Grand Union is Greek shipowning venture launched by Newfront Shipping boss Nick Fistes and Stamford Navigation’s Michael Zolotas. It also by coincidence the name of a well-known US supermarket chain. This is a privately owned, family-controlled shipping company with a fleet of 46 bulkers, tankers and newbuildings. The companies have been around for a number of years, but this is a fairly new venture that has had a very aggressive expansion plan. As a private firm, it difficult to assess its financial condition and how it has been impacted by the financial crisis and bear shipping market environment. Aries (RAMS) is a penny stock and it has had a balance sheet qualification about its future as a going concern.

The vessels that Aries is acquiring are the 135,364-dwt Yiosonas (built 1992), the 151,738-dwt Grand Nike (built 1995) and the 172,972-dwt Grand Mirsinidi (built 1993) in return for transfer a complicated share exchange and debt restructuring. 2,67 million Aries shares are being transferred to Rocket Marine (controlled by Mons Bolin and Gabriel Petrides), giving Rocket 36.8% of the total shares and Grand Union (controlled by Michael Zolotas and Nick Fistes) control of 34.2%. But the voting agreement gives Grand Union control of 71% of Aries. As part of the overall transaction, Investment Bank of Greece is buying $145m in 7% senior unsecured convertible notes, due in 2014, which Aries plans to use for vessel acquisitions and paying down debt, among other potential uses.

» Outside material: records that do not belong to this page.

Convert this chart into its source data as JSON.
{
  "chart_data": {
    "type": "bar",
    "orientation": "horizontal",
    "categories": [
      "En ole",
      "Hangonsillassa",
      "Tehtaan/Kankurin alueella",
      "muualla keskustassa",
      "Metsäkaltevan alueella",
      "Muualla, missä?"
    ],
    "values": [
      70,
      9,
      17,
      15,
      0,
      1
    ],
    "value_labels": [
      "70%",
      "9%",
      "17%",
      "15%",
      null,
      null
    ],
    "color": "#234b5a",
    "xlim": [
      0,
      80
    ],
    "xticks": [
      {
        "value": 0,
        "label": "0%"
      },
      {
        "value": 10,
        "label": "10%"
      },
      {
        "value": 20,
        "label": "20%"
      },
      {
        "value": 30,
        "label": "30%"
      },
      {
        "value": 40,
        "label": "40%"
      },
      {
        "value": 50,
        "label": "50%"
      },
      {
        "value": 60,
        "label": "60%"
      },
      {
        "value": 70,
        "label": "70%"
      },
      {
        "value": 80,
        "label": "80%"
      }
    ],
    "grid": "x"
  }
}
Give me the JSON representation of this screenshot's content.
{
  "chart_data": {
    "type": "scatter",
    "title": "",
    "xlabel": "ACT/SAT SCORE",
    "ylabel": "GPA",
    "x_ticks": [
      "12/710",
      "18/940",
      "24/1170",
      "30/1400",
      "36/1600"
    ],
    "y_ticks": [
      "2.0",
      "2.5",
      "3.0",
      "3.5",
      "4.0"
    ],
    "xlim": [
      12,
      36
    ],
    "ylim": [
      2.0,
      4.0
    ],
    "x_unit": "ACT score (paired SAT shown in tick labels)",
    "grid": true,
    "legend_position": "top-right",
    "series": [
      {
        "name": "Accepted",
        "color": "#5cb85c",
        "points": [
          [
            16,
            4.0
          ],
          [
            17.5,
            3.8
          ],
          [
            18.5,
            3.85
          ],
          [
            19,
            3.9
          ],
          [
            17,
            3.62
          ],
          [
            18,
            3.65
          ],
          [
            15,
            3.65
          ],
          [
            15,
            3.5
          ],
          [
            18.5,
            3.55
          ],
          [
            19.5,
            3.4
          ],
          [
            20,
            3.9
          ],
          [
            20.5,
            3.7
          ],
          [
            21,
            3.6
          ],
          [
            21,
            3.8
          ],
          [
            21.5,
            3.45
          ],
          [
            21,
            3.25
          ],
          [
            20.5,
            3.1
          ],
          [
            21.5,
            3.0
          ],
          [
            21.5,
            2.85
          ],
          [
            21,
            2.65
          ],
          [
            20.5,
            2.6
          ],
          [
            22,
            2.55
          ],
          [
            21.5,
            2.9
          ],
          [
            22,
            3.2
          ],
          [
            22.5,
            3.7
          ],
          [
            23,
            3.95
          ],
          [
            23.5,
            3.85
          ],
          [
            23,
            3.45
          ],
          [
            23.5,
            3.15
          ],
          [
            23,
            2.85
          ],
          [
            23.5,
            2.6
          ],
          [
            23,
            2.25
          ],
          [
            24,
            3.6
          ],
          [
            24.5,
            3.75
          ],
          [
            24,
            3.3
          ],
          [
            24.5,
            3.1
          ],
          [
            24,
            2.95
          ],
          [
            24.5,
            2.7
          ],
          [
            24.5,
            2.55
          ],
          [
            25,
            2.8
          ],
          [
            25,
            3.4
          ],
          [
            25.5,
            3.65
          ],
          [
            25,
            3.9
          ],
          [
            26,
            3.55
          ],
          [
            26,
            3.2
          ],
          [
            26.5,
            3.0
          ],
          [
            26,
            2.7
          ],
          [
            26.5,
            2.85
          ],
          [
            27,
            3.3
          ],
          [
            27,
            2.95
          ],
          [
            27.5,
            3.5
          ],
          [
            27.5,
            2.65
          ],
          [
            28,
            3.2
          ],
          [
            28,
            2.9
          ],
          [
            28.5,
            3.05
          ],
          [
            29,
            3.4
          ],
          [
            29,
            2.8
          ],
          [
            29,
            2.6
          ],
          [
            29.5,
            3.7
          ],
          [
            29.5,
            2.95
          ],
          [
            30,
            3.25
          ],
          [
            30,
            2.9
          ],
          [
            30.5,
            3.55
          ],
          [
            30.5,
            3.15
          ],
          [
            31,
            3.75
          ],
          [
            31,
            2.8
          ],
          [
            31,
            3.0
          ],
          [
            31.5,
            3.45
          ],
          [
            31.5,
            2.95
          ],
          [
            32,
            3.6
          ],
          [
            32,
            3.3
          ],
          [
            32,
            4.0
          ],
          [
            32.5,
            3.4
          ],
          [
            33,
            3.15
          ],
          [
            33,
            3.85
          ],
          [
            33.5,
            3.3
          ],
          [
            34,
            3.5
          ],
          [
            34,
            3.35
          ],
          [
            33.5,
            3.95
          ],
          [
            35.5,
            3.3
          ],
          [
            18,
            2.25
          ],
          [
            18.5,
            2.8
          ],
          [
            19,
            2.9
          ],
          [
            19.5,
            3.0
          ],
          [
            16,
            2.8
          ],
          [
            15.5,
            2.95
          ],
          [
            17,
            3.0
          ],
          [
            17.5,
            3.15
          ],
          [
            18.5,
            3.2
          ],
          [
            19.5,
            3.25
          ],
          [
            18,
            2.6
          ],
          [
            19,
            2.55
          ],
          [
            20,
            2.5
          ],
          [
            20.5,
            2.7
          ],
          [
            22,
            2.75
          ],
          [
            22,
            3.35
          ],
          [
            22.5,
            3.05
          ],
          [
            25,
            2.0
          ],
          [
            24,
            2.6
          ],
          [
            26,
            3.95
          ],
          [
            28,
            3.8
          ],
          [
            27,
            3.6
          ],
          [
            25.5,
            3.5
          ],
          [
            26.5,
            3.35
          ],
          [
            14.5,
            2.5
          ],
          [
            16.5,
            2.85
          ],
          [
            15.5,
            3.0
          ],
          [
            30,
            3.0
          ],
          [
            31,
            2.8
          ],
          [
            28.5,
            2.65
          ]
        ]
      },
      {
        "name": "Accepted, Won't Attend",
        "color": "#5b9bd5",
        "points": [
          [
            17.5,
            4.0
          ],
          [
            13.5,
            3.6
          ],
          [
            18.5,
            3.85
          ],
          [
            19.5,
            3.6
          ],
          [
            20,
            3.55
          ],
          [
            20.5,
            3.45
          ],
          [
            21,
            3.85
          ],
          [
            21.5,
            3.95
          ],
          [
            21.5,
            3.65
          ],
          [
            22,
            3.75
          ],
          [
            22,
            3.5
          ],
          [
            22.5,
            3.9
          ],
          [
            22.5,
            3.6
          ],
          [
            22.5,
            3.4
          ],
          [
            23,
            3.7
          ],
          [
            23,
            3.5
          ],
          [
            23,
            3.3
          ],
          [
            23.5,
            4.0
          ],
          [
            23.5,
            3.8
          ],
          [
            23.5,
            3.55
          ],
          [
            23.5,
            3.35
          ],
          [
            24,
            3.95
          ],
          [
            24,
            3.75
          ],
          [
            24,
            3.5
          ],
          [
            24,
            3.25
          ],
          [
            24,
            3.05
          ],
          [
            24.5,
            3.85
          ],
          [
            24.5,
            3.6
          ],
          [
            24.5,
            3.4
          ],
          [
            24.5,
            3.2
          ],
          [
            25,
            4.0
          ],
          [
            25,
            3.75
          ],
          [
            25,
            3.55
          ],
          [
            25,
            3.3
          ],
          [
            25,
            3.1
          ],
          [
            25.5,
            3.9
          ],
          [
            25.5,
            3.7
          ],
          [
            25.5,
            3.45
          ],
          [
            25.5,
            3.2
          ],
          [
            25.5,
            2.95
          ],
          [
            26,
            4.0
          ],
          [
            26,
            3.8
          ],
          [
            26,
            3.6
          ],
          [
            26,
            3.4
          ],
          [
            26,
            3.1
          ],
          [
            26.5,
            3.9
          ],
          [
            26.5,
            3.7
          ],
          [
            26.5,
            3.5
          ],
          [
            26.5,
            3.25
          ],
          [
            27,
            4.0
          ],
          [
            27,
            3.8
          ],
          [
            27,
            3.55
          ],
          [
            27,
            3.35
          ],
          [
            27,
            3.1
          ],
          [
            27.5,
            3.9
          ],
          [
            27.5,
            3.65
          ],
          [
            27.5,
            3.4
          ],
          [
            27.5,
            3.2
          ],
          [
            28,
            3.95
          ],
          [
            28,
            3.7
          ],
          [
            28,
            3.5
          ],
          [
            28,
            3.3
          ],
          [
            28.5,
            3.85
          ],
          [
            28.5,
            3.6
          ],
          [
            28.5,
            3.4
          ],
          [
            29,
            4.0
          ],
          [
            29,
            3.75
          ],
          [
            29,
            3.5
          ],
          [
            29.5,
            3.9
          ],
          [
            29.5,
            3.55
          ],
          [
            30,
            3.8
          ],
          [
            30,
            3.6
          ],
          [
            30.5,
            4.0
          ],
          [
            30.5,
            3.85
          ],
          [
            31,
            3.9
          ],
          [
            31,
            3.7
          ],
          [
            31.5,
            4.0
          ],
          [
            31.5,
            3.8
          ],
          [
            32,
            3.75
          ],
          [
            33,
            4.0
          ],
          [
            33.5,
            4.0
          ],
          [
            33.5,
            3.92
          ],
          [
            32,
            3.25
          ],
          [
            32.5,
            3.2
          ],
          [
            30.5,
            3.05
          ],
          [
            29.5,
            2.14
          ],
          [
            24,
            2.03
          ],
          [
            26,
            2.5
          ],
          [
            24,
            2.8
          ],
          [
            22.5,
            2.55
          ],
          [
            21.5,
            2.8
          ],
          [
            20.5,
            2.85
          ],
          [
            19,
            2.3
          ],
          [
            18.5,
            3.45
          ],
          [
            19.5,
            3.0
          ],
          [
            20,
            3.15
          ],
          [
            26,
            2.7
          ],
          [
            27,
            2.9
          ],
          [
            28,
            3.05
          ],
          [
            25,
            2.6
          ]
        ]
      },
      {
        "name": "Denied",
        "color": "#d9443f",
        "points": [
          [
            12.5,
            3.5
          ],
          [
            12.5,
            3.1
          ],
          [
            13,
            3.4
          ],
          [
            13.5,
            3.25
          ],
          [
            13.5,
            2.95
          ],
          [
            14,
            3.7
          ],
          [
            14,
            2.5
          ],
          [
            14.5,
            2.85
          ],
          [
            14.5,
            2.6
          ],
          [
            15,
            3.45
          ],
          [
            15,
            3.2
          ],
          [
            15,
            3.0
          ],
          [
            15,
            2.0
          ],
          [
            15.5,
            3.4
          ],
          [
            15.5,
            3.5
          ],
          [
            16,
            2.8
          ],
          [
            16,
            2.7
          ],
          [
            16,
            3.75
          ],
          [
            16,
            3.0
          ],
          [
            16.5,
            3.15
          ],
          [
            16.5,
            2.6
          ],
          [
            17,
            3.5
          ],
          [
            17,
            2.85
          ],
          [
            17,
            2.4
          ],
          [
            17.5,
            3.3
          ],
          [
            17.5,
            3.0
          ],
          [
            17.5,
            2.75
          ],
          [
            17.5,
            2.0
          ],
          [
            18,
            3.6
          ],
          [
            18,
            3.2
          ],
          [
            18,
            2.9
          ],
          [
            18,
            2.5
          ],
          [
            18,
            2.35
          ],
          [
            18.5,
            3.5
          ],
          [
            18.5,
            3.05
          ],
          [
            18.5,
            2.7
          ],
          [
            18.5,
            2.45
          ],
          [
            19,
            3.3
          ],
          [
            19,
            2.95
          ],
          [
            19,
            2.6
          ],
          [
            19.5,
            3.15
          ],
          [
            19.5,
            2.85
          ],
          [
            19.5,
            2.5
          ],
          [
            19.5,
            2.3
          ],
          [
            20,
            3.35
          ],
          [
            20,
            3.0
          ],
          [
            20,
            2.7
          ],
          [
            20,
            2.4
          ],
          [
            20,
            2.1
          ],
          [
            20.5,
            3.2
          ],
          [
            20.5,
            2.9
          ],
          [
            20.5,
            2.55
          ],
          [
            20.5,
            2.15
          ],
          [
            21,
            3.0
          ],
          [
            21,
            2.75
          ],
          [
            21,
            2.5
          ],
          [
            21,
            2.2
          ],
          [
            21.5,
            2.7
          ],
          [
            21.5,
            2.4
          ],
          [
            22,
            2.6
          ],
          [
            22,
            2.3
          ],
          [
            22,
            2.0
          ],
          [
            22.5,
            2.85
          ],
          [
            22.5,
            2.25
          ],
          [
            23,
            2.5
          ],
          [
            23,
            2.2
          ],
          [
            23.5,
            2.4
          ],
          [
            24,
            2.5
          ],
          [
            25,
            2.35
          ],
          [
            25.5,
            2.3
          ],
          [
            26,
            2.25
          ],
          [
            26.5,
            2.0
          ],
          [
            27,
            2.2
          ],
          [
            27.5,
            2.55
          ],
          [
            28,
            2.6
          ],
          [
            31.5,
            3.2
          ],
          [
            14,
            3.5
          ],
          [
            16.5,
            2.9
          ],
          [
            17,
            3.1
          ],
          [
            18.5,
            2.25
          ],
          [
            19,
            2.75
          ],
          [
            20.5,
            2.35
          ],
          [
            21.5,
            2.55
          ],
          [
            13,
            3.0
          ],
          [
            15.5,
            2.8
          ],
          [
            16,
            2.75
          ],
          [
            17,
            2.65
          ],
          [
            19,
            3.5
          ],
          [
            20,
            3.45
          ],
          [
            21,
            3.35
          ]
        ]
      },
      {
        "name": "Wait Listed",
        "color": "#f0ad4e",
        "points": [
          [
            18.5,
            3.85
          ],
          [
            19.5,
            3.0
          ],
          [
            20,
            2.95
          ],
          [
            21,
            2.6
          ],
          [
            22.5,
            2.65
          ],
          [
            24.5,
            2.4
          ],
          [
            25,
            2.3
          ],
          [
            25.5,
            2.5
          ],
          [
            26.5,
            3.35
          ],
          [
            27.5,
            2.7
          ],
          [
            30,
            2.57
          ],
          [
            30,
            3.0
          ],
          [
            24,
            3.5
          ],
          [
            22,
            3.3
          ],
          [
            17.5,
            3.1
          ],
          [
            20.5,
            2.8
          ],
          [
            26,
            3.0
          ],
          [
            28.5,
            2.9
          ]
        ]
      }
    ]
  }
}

The Securities Purchase Agreement is subject to a number of conditions, including but not limited to (1) the entry into definitive agreements for the issuance of the Convertible Notes and the closing of that transaction; (2) the entry into definitive agreements with the Company's existing syndicate of lenders for the refinancing of the Company's existing credit facility; and (3) the absence of any event reasonably likely to have a material adverse effect on the Company or the three Capesize drybulk carriers.

The deal will see Fistes become chairman of Aries, while Zolotas will become executive director and president, as the board swells to seven members. It is difficult to evaluate the financial impact of this complex transaction on Aries. The management and BoD changes are significant.

Financially no party appears to be putting cash in the deal. The 'equity' appears to be in the vessel transfer. Further there appears to be some additional debt and refinancing from a bond issue with the Investment Bank of Greece, not a run of the mill shipping finance entity. It is not clear whether this increases Aries leverage. Some cash in the deal would have provided more transparency and plain vanilla comfort for investors.

The weakest point is the lack of commercial synergy. The biggest value in Aries is its nine product carriers (their container business is a dead letter, but the product sector is also in deep recession), but Grand Union brings no expertise or contract base to service these units. A merger with a group like Scorpio (of Monte Carlo) would have offered a better synergy, adding more value here. Aries (RAMS) is clearly betting all their strained resources on the Capesize unit additions in the dry bulk sector. This follows the Top Ships example of opportunistic fleet diversification to get out of their hole at the time, but at much lower asset price entry levels and ready financial structuring that purports to improve the balance sheet.

It would be helpful if Aries (RAMS) prepared an investor presentation to make sense of this complicated transaction. Perhaps something will be soon available so we can make further comments.